Tokenization Properties on

Data Type and Alphabet

Mon, 01 Jan 0001 00:00:00 +0000

An alphabet contains all characters considered for tokenization, it is derived from the tokenization type. Characters outside the alphabet are considered delimiters.

Note: This is applicable only for Unicode Gen2 token.

Refer to Tokenization Types for the full list of supported token types.

Static Lookup Table (SLT) Tokenizers

Mon, 01 Jan 0001 00:00:00 +0000

A static lookup table (SLT) contains a pre-generated list of all possible values from a given set of characters. An alphabetic lookup table for instance might contain all values from “Aa” to “Zz”. All entries are then shuffled so that they are in random order.

SLT tokenizer uses multiple SLTs to generate tokens. This is done by first dividing the input value into smaller pieces, called token blocks, which correspond to entries in the lookup tables. The token blocks are then substituted with values from the SLTs and chained together to form the final token value. This means that the token is a result of multiple lookups in multiple SLTs.

From Left and From Right Settings

Mon, 01 Jan 0001 00:00:00 +0000

This property indicates the number of characters from left and right that will remain in the clear and hence be excluded from tokenization. Not all token types will allow the end-user to specify these values. The From Left and From Right settings can be configured in the Tokenize Options during the Data Element creation on the ESA Web UI.

For example;
Input Value: 5511309239934975
Credit Card Token: Left=0 Right=4
Output Value: 8278278929904975

Internal Initialization Vector (IV)

Mon, 01 Jan 0001 00:00:00 +0000

Internal IV is automatically applied to the input value when the token element’s left and right properties are non-zero, designating some characters to remain in the clear. An Internal IV provides an additional security during the tokenization process.
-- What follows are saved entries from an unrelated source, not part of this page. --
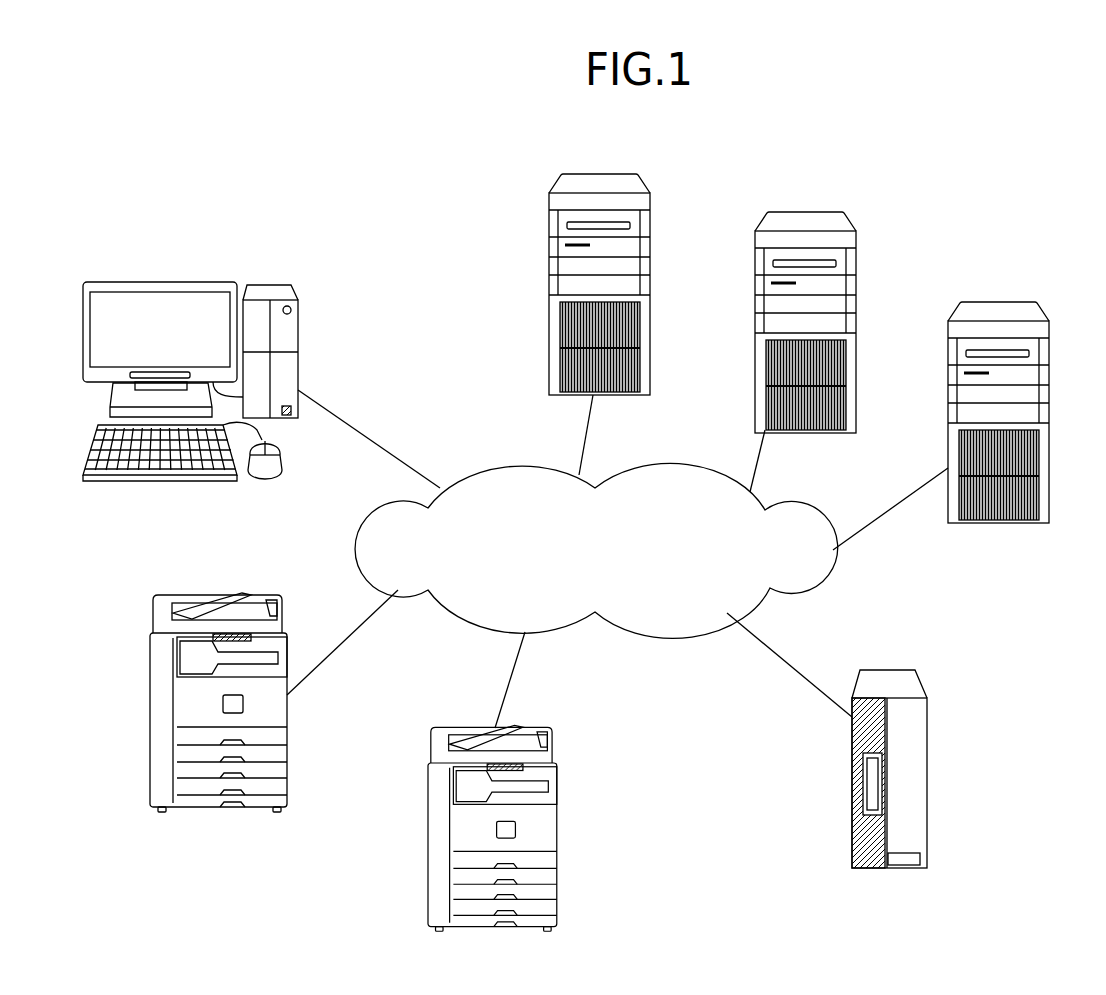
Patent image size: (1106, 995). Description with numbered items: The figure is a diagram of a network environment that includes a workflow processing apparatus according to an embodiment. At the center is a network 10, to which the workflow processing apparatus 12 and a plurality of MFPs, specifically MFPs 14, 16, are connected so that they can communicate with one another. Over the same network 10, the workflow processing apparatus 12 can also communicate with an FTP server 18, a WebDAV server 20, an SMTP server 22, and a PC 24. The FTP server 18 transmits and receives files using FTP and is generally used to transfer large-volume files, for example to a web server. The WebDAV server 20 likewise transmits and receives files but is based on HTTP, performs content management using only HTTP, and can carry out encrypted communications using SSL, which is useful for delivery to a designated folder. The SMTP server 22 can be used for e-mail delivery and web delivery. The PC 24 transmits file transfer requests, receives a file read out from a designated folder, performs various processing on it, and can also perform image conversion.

The network 10 is at (818, 577).
The workflow processing apparatus 12 is at (918, 868).
The MFP 14 is at (150, 732).
The MFP 16 is at (428, 868).
The FTP server 18 is at (620, 172).
The WebDAV server 20 is at (835, 212).
The SMTP server 22 is at (1023, 302).
The PC 24 is at (273, 285).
Data to tokenize can be logically divided into three components: left, middle, and right. If an IV is used, then the left and right components are concatenated to form the IV. This IV is then added to the middle component before the value is tokenized.

Length Preserving

Mon, 01 Jan 0001 00:00:00 +0000

With the Preserve Length flag enabled, the length of the input data and protected token value is the same.

For data elements with the Preserve Length flag available, you have an option to generate token values that are of the same length as the input data.
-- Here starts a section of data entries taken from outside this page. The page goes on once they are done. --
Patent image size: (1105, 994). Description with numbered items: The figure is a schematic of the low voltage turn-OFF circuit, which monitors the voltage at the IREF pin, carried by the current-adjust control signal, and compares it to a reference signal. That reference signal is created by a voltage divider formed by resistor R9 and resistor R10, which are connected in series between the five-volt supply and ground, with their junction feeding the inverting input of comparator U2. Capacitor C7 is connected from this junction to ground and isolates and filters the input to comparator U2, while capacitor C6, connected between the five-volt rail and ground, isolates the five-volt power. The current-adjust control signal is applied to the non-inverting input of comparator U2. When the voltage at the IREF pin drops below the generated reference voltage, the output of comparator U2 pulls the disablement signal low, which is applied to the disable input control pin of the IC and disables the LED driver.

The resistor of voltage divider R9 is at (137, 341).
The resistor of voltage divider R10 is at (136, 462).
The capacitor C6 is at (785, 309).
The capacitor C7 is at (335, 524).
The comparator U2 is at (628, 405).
Note: The Unicode Gen2 token element is Code Point length preserving when this option is enabled. The length in bytes can vary depending on the alphabet selected during data element creation.

Short Data Tokenization

Mon, 01 Jan 0001 00:00:00 +0000

When using tokenizers, such as, SLT_1_3, SLT_2_3, and SLT_X_1, the minimum input limit for tokenizable characters or bytes is three. When using tokenizers, such as, SLT_1_6 and SLT_2_6, the minimum input limit for tokenizable characters or bytes is six.

The possible flag values for short data tokenization are described in the following table.

Table: Short tokens flag values

Short Token Flag Value	Action
No, generate error	Do not tokenize the short input but generate an error code and an audit log stating that the data is too short.
Yes	Tokenize the data if the input is short.
No, return input as it is	Do not tokenize the short input but return the input as it is.

The following tokens support short data tokenization:

Truncating Whitespaces

Mon, 01 Jan 0001 00:00:00 +0000

With fixed length fields or columns, input data may be shorter than the length of the field. When this happens, data may be appended with either, or both, trailing and leading whitespace. In those situations, the whitespace is considered during Tokenization. It will affect the tokenization results.

For instance, consider a scenario where the name “Hultgren Caylor” is stored in a Hive Char(30) column.

As the length of the data is less than 30 characters, trailing whitespaces are appended to it. In this case, assume that we need to protect this column with a data element that preserves the first and last character (L=1, R=1). Now with this setting, the expectation is to preserve character H at the start and the character r at the end, in the protected value output. However, the actual data has trailing whitespaces. This results in the output containing the character “H” at the start and a whitespace character " " at the end. The unnecessary trailing whitespaces cause the final protected output to generate a different token.